As the scope of many journals tends to be focused on only a single discipline, advances in the field of population surveillance have been scattered across the scientific literature. In order to improve opportunities for its diverse membership to publish its work in a more cohesive way, ISDS has sought to create a partnership with a journal that will promote publication of cross-disciplinary approaches to population health monitoring. Also, acknowledging the severe financial pressures in the public health setting, ISDS sought a journal that was both free to publish in and openly accessible. ISDS is proud to announce its new partnership with the Emerging Health Threats Journal (EHTJ). As a first step towards this partnership, ISDS and EHTJ are collaborating to publish the 2010 ISDS Annual Conference abstracts.
The ISDS annual conference brings together researchers and practitioners in public health, epidemiology, health policy, biostatistics and mathematical modeling, informatics, computer science, and related fields focused on biosurveillance and emerging challenges to public health practice. The theme of the ninth annual conference, held on 1 and 2 December in Park City, Utah, was, ‘Enhancing the Synergy Between Research, Informatics, and Practice in Public Health.’ The conference was preceded by a workshop focused on disease surveillance standards, the interaction between disease surveillance and the International Health Regulations, and an introduction to syndromic surveillance. There were also several satellite meetings and user's groups focused on syndromic surveillance systems, global surveillance, and syndrome standardization.

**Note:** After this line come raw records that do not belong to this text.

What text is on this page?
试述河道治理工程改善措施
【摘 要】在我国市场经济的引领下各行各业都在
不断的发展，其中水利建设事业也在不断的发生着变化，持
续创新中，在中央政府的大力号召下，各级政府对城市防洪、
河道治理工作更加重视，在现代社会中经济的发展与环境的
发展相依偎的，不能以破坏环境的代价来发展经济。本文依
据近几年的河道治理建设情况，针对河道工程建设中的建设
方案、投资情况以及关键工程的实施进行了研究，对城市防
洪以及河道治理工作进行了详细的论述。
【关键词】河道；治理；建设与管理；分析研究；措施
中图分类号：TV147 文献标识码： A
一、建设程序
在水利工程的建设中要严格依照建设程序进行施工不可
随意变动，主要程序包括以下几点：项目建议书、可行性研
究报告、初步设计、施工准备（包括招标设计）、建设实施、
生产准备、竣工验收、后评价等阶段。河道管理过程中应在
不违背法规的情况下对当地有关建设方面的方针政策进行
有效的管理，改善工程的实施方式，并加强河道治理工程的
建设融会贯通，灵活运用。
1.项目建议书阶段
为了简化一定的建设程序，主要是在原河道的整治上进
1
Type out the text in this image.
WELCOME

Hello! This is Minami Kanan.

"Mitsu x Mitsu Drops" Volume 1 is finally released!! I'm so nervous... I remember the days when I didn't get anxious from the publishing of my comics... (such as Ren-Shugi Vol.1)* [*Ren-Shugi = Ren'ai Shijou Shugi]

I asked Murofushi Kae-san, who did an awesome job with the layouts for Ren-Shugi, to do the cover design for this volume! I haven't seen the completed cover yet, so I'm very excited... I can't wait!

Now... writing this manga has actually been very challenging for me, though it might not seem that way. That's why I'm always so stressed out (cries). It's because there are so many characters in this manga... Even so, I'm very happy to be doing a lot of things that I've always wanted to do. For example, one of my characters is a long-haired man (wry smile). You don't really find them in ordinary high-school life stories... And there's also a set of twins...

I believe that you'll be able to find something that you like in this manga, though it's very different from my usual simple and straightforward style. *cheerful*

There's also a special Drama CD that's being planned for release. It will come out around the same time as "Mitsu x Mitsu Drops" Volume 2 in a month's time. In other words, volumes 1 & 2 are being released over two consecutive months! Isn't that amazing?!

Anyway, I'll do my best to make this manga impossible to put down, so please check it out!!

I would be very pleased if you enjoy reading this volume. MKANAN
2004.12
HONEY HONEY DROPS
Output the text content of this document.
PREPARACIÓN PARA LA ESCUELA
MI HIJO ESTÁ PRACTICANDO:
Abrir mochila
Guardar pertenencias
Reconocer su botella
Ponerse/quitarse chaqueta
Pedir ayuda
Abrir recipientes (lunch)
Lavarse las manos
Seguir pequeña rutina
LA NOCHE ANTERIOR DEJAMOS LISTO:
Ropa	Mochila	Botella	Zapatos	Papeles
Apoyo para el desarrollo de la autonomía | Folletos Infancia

The conference featured plenary, panel, and parallel sessions covering a wide range of topics addressing the following themes: Analytics/Research Methodologies, Public Health Surveillance/Practice, Applications of Methodologies to New Domains, Informatics Applications/Practice, and Informatics Architectures/Integration/Interoperability. A keynote address on bridging theory, technology, and practice in public health surveillance was given by Dr Samuel Groseclose, Acting Director of the Division of Healthcare Information, Public Health Surveillance Program Office (PHSPO), US Centers for Disease Control & Prevention. A special call for proposals was announced to address the topic of data quality, which was featured as a panel presentation. Other plenary and panel presentations focused on the implications of meaningful use on research and practice, and the use of social networking tools for surveillance. A total of 186 abstracts were submitted to the conference; abstracts accepted for either an oral or poster presentation are published in this supplemental issue of the Journal.